The Implement Phase is comprised of a variety of sub-tasks. The design and implementation of security countermeasures is a complex project and should be managed as such. Activities should be planned, documented, and executed throughout the Implementation Phase.
- Security Requirements – The first step in the implementation phase involves the definition of requirements. Examples of requirements include features tied to the specific countermeasures (firewall, IDS, SIEM, etc.), and requirements that must be supported by all components that comprise the system.
- Design Specification – The requirements document specifies features that the system must support, the design specification details how the system addresses the requirements. The design document typically contains a variety of sections to clearly define how the system works, including architecture diagrams, network diagrams, and use cases.
- Creating a Detailed Project Plan – Once the design is complete, the project team will create a detailed project implementation plan.
- System Hardening – Process utilized to secure a system by reducing its attack surface. Examples of techniques that can be used to reduce attack surface include the removal of unnecessary software/user accounts/services, and installing security patches to address known vulnerabilities.
- Deploying Security Appliances – System hardening cannot by itself effectively secure a system, additional security appliances may be required.
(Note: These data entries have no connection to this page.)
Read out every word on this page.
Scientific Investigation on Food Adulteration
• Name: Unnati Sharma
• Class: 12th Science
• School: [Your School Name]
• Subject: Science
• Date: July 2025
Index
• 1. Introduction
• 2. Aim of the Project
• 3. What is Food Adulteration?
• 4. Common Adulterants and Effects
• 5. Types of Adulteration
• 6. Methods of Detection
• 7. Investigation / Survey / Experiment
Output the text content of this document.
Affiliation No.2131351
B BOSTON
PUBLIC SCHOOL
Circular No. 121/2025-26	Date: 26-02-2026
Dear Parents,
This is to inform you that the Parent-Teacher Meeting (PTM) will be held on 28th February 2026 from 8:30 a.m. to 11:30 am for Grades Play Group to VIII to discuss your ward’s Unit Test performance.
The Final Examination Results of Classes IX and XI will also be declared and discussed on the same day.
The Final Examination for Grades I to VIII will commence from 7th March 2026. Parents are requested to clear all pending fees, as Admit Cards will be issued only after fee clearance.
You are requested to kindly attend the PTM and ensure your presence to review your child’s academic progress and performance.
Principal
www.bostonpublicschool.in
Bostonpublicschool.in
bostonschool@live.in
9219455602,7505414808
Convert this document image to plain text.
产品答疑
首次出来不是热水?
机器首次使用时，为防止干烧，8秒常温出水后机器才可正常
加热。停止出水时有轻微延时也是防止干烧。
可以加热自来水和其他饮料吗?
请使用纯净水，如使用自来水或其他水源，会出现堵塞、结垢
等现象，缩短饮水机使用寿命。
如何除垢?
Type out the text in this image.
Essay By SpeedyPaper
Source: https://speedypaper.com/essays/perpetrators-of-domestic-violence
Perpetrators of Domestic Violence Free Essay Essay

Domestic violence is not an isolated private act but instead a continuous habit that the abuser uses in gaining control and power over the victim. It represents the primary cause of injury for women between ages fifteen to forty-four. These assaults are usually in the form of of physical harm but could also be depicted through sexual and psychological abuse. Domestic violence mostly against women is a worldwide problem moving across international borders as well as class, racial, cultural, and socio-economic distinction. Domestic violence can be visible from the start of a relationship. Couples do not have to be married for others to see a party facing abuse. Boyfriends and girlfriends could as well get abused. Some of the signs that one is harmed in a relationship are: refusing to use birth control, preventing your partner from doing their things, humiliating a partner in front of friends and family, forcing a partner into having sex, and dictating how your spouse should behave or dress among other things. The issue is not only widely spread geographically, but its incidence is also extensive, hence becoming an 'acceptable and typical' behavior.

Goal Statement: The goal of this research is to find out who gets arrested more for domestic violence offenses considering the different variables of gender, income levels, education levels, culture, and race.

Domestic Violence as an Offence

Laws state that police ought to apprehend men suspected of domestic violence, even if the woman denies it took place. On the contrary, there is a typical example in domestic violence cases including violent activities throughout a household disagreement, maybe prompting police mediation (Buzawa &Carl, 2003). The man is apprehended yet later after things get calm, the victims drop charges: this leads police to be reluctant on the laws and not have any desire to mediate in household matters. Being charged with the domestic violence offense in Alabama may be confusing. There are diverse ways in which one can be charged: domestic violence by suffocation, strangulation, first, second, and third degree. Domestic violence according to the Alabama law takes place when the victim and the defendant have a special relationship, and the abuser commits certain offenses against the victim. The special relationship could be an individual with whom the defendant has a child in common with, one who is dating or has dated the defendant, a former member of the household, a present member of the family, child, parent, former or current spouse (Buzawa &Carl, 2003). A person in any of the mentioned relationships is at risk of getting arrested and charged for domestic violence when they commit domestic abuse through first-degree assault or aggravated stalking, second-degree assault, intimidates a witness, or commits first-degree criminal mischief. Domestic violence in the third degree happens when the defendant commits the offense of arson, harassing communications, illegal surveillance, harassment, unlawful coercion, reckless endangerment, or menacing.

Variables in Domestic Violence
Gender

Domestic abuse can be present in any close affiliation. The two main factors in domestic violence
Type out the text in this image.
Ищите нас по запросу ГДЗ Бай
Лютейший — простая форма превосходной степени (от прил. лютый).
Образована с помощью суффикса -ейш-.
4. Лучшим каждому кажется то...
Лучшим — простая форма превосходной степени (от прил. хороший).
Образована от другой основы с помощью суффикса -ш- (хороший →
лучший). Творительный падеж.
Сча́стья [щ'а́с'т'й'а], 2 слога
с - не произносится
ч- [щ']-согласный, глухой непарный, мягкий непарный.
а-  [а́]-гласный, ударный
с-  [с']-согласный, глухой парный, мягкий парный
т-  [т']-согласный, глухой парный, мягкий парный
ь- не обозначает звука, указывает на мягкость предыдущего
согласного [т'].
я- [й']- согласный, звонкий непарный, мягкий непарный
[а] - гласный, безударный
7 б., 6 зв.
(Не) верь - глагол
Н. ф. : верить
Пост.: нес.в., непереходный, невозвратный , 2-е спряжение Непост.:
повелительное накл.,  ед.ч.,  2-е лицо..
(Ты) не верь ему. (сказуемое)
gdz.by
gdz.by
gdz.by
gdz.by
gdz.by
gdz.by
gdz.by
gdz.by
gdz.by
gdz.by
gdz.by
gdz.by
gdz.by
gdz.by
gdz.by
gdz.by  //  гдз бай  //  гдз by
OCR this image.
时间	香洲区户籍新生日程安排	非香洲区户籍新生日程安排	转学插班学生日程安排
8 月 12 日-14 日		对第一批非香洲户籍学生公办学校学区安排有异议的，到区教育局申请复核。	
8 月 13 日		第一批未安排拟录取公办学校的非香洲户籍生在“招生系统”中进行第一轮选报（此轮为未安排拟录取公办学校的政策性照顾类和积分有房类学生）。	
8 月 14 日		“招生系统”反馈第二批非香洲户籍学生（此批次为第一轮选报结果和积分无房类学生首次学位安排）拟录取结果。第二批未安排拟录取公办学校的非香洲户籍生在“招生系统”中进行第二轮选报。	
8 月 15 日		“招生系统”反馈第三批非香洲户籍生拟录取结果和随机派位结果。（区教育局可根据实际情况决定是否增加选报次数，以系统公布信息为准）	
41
Some examples of security appliances include firewalls, intrusion detection systems, and SIEMs.
- Access Control – Access control refers to policies and technologies implemented to control access to control networks. Properly implemented access control define techniques to create, modify, and remove user accounts.
- Remote Access – A critical task to consider when securing an IACS involves effectively managing remote access. Remote access introduces significant risk as it provides a path for individuals outside of the facility to access the control system.
- Acceptance Testing – Applications may require additional system cybersecurity acceptance testing prior to implementation. Acceptance testing can take place at the factory, a staging site, or both.
The threat of cyber-attack is real and will continue to be an issue plaguing ICS for the foreseeable future. Following the steps outlined in the whitepaper will enable operators to effectively deploy ICS infrastructure.